People v. O'NEILL

Justice QUINN

specially concurring:

I specially concur in the judgment. In Part IV the court relies on People v. Tenneson, 788 P.2d 786, 796 (Colo.1990), and holds that the trial court erred in failing to instruct the jury that, in the fourth phase of the deliberative process on punishment, the jurors must unanimously agree that death is the appropriate punishment beyond a reasonable doubt before a death verdict can be returned. I agree with this disposition. Because this error requires the reversal of the death sentence, I see no need to address either the trial court’s disqualification of three jurors because of their beliefs concerning capital punishment (Part IIC), or the trial court’s refusal to disqualify several jurors because of their views supportive of capital punishment (Part IID).

*180The trial court’s rulings on these matters raise close and difficult questions. Even if the trial court’s rulings were to be found erroneous, however, they would not affect the guilt phase of the trial. Rather, the proper remedy would be to reverse the death sentence. Gray v. Mississippi, 481 U.S. 648, 107 S.Ct. 2045, 95 L.Ed.2d 622 (1987). In my view, this court’s reliance on Tenneson to reverse the death sentence dispenses with any need to consider the correctness of the trial court’s rulings on these matters.

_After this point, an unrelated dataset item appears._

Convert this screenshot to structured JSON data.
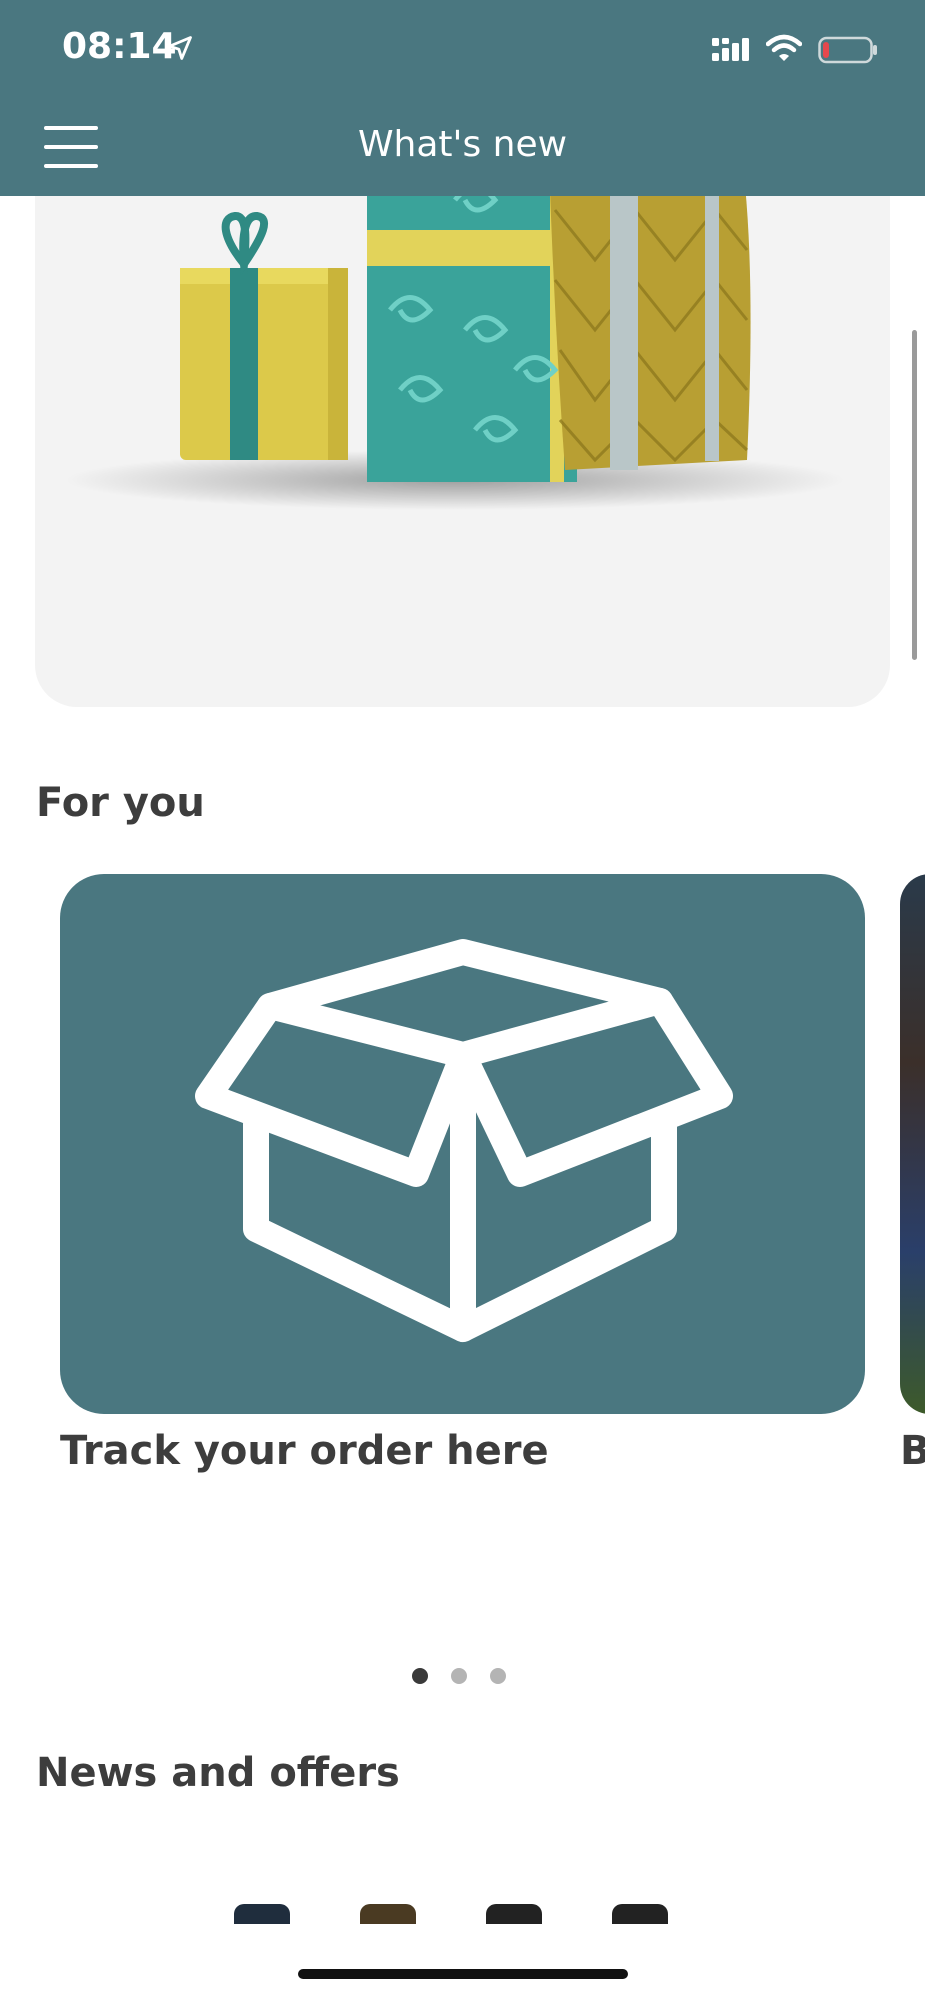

I accordingly do not join Parts IIC and IID of the court’s opinion.

In joining Part IV of the court’s opinion, I continue to disagree with the Tenneson formulation of the “proof beyond a reasonable doubt” standard with respect to the third phase of the deliberation proven, namely, that the ■ prosecution must prove beyond a reasonable doubt that mitigating factors do not outweigh proven aggravating factors. I disagree with such formulation because it permits the jury to return a death sentence predicated on a state of evidentiary equipoise. Irrespective of its propriety under federal constitutional standards, see Walton v. Arizona, — U.S. -, 110 S.Ct. 3047, 111 L.Ed.2d 511 (1990) (plurality opinion), I view such formulation as “irreconcilable with the heightened reliability and concomitant certainty required for a constitutionally valid death verdict” and thus violative of due process of law and the prohibition against cruel and unusual punishment under the Colorado Constitution. People v. Tenneson, 788 P.2d at 805 (Quinn, J., dissenting); see also People v. Davis, 794 P.2d 159, 218-19 (Colo.1990) (Quinn, J., dissenting). In the instant case, however, the trial court instructed the jury, correctly I believe, that “[t]he burden is on the prosecution to prove beyond a reasonable doubt that the aggravating factor or factors outweigh any and all of the mitigating factor or factors" and that the jurors must unanimously find beyond a reasonable doubt “that the aggravating factor or factors outweigh the mitigating factor or factors” before proceeding to the final step of the deliberative process.

With the above qualifications, I specially concur in the judgment.